Best for an instant glow: Home micro-dermabrasion
Although not nearly as high-tech as laser or light devices, today's home microdermabrasion options, such as the Silk'n ReVit Diamond Microdermabrasion System ($99, silkn.com) and PMD Personal Microderm devices (from $159, getpmd.com) mimic professional machines in that they feature an exfoliating tip or disk plus suction.
That combo is especially good at lifting dry, dull, and pigmented cells from the skin's surface, which speeds cell turnover to deliver smoother, softer skin and a rosy even-toned glow instantly, something that light and laser gadgets don't typically do. It also helps fine lines look less noticeable and clears the way for topicals to penetrate and more effectively clean out pores.
"You can find some pretty decent devices," Dr. Tanzi says. One consideration: If you have sensitive skin or are prone to redness, the devices could tear up skin and leave you with a web of broken capillaries. People of all other skin types should use them only twice a week for a few minutes, Dr. Goldberg says. Seriously. "Users run into problems because they see a little glow and love it, and then they get more aggressive," he says. But frequent treatments and more pressure on the tip can mean red, raw skin, so resist the urge to overdo it.
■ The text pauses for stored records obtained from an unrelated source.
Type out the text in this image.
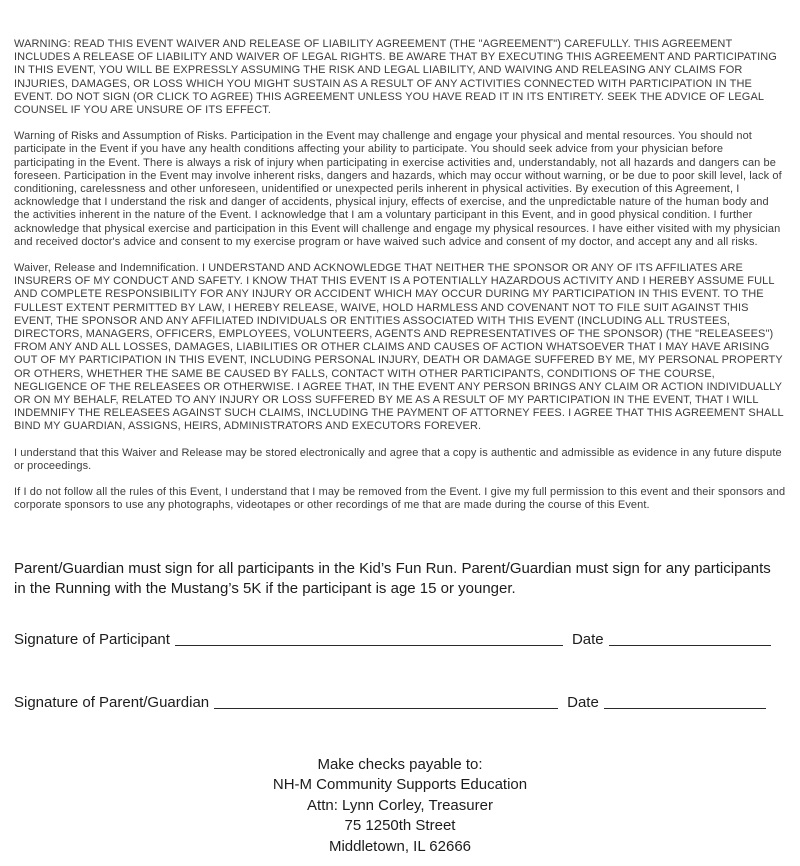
WARNING: READ THIS EVENT WAIVER AND RELEASE OF LIABILITY AGREEMENT (THE "AGREEMENT") CAREFULLY. THIS AGREEMENT INCLUDES A RELEASE OF LIABILITY AND WAIVER OF LEGAL RIGHTS. BE AWARE THAT BY EXECUTING THIS AGREEMENT AND PARTICIPATING IN THIS EVENT, YOU WILL BE EXPRESSLY ASSUMING THE RISK AND LEGAL LIABILITY, AND WAIVING AND RELEASING ANY CLAIMS FOR INJURIES, DAMAGES, OR LOSS WHICH YOU MIGHT SUSTAIN AS A RESULT OF ANY ACTIVITIES CONNECTED WITH PARTICIPATION IN THE EVENT. DO NOT SIGN (OR CLICK TO AGREE) THIS AGREEMENT UNLESS YOU HAVE READ IT IN ITS ENTIRETY. SEEK THE ADVICE OF LEGAL COUNSEL IF YOU ARE UNSURE OF ITS EFFECT.

Warning of Risks and Assumption of Risks. Participation in the Event may challenge and engage your physical and mental resources. You should not participate in the Event if you have any health conditions affecting your ability to participate. You should seek advice from your physician before participating in the Event. There is always a risk of injury when participating in exercise activities and, understandably, not all hazards and dangers can be foreseen. Participation in the Event may involve inherent risks, dangers and hazards, which may occur without warning, or be due to poor skill level, lack of conditioning, carelessness and other unforeseen, unidentified or unexpected perils inherent in physical activities. By execution of this Agreement, I acknowledge that I understand the risk and danger of accidents, physical injury, effects of exercise, and the unpredictable nature of the human body and the activities inherent in the nature of the Event. I acknowledge that I am a voluntary participant in this Event, and in good physical condition. I further acknowledge that physical exercise and participation in this Event will challenge and engage my physical resources. I have either visited with my physician and received doctor's advice and consent to my exercise program or have waived such advice and consent of my doctor, and accept any and all risks.

Waiver, Release and Indemnification. I UNDERSTAND AND ACKNOWLEDGE THAT NEITHER THE SPONSOR OR ANY OF ITS AFFILIATES ARE INSURERS OF MY CONDUCT AND SAFETY. I KNOW THAT THIS EVENT IS A POTENTIALLY HAZARDOUS ACTIVITY AND I HEREBY ASSUME FULL AND COMPLETE RESPONSIBILITY FOR ANY INJURY OR ACCIDENT WHICH MAY OCCUR DURING MY PARTICIPATION IN THIS EVENT. TO THE FULLEST EXTENT PERMITTED BY LAW, I HEREBY RELEASE, WAIVE, HOLD HARMLESS AND COVENANT NOT TO FILE SUIT AGAINST THIS EVENT, THE SPONSOR AND ANY AFFILIATED INDIVIDUALS OR ENTITIES ASSOCIATED WITH THIS EVENT (INCLUDING ALL TRUSTEES, DIRECTORS, MANAGERS, OFFICERS, EMPLOYEES, VOLUNTEERS, AGENTS AND REPRESENTATIVES OF THE SPONSOR) (THE "RELEASEES") FROM ANY AND ALL LOSSES, DAMAGES, LIABILITIES OR OTHER CLAIMS AND CAUSES OF ACTION WHATSOEVER THAT I MAY HAVE ARISING OUT OF MY PARTICIPATION IN THIS EVENT, INCLUDING PERSONAL INJURY, DEATH OR DAMAGE SUFFERED BY ME, MY PERSONAL PROPERTY OR OTHERS, WHETHER THE SAME BE CAUSED BY FALLS, CONTACT WITH OTHER PARTICIPANTS, CONDITIONS OF THE COURSE, NEGLIGENCE OF THE RELEASEES OR OTHERWISE. I AGREE THAT, IN THE EVENT ANY PERSON BRINGS ANY CLAIM OR ACTION INDIVIDUALLY OR ON MY BEHALF, RELATED TO ANY INJURY OR LOSS SUFFERED BY ME AS A RESULT OF MY PARTICIPATION IN THE EVENT, THAT I WILL INDEMNIFY THE RELEASEES AGAINST SUCH CLAIMS, INCLUDING THE PAYMENT OF ATTORNEY FEES. I AGREE THAT THIS AGREEMENT SHALL BIND MY GUARDIAN, ASSIGNS, HEIRS, ADMINISTRATORS AND EXECUTORS FOREVER.

I understand that this Waiver and Release may be stored electronically and agree that a copy is authentic and admissible as evidence in any future dispute or proceedings.

If I do not follow all the rules of this Event, I understand that I may be removed from the Event. I give my full permission to this event and their sponsors and corporate sponsors to use any photographs, videotapes or other recordings of me that are made during the course of this Event.

Parent/Guardian must sign for all participants in the Kid’s Fun Run. Parent/Guardian must sign for any participants in the Running with the Mustang’s 5K if the participant is age 15 or younger.

Signature of Participant	Date
Signature of Parent/Guardian	Date
Make checks payable to:
NH-M Community Supports Education
Attn: Lynn Corley, Treasurer
75 1250th Street
Middletown, IL 62666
Always liberally slather on moisturizer afterward and you'll be rewarded handsomely. Or, rather, beautifully.
THE TRIED AND TRUE: These classic devices continue to deliver a clearer and brighter complexion.
Battery-powered cleansing brushes whisk away the grime that not only leaves skin looking dull but also increases the production of free radicals that can age skin. Try those from Clarisonic (from $129, clarisonic.com), which come with interchangeable brush heads, or Foreo (from $39, foreo.com), which sport gentle silicone bristles. (Try these face cleansers that will make your face feel super fresh and clean.)
Facial steamers are relaxing, yes, but they also soften skin's top layer so that it's easier to exfoliate and help prep blackheads and whiteheads for extraction and treatment products. Plus, the steam adds hydration that you can then seal in with your moisturizer. Steer clear, however, if you're prone to redness or have rosacea. Try the professional-esque Dr. Dennis Gross Steamer Solutions ($139, drdennisgross.com).